Aujourd’hui on sait que c’est la mise en œuvre de ce plan qui fait peur à la Russie, anxieuse de perdre une certaine hégémonie dans la région. Pourquoi a-t-on laissé encore une fois les armes prendre le dessus ? Pourquoi la population ukrainienne devient-elle en quelque sorte l’otage d’un désaccord entre la Russie et l’OTAN ? Certainement parce qu’il vaut mieux une catastrophe en Ukraine qu’une guerre directement en Europe.
Se peut-il vraiment que les opinions publiques occidentales ne sachent rien de l’exportation des guerres qui devaient avoir lieu en Europe, vers les autres continents et en particulier vers l’Afrique ? Qui ne sait pas que des intérêts européens sont presque toujours en jeu dans les conflits en Afrique Subsaharienne ?
Prenons le cas du Sahel en exemple. En admettant même que les conflits qui s’y passent aient des sources internes, l’Europe a-t-elle intérêt à ce que ces conflits s’étendent ? En effet, ne vaut-il pas mieux pour elle faire des efforts pour participer à la guerre en Afrique, de manière à ce que celle-ci ne franchisse pas la Méditerranée pour atteindre l’Europe ?
Mais il est sûr que cette motivation ne dévoile pas à elle seule les intérêts occidentaux dans les guerres en Afrique. En effet, sans mentionner les questions strictement économiques liées aux richesses minières des pays africains, n’est-ce pas important, pour la France, au plan géopolitique, de garder son influence dans son ancien espace colonial ?

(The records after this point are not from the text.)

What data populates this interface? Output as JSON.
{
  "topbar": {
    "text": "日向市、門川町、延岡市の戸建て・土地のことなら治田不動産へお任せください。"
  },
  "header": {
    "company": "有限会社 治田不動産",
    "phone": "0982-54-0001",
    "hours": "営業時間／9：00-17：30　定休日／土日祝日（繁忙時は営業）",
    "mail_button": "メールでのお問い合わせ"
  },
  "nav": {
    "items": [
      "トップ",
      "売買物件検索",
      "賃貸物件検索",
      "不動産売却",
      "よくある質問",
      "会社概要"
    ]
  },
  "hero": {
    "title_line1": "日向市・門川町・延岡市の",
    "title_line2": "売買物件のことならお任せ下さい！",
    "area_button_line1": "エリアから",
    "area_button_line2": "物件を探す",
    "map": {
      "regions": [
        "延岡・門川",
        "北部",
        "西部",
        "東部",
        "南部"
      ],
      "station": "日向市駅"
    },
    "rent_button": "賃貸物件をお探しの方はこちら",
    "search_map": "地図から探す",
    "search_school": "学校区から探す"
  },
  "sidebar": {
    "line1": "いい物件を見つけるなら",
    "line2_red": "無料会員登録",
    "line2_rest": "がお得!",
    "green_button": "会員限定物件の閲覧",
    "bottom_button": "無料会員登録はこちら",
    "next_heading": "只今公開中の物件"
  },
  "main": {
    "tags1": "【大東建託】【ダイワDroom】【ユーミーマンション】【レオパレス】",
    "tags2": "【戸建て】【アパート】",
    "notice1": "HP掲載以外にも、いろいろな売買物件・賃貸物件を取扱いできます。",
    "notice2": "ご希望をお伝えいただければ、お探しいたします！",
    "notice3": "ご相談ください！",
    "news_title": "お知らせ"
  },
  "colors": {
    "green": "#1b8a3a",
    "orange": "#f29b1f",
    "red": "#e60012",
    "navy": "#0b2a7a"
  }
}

S’il s’agissait seulement de philanthropie, de voler au secours des pauvres africains en proie au terrorisme djihadiste, pourquoi, après les démêlés avec les militaires au pouvoir au Mali, l’armée française ne retourne-t-elle pas en France ? Pourquoi toutes ces bases militaires en Afrique ?
Le gouvernement français met en jeu toutes ses ressources diplomatiques pour assurer un redéploiement de Barkhane dans la sous-région. Et aujourd’hui c’est le Niger qui lui a offert cette opportunité et il est prévu qu’un accord de coopération militaire soit signé entre Barkhane et l’armée nigérienne. En attendant depuis le 1er mars, le colonel Hervé Pierre, le nouveau commandant qui coordonnera le retrait de Barkhane du Mali, s’est installé à Niamey. Et il est important de noter que le colonel Hervé Pierre a participé aux opérations Licorne (Côte d’Ivoire), Serval (Mali 2013) et Sangaris (Centrafrique) ; ce sont des opérations de l’armée française en Afrique.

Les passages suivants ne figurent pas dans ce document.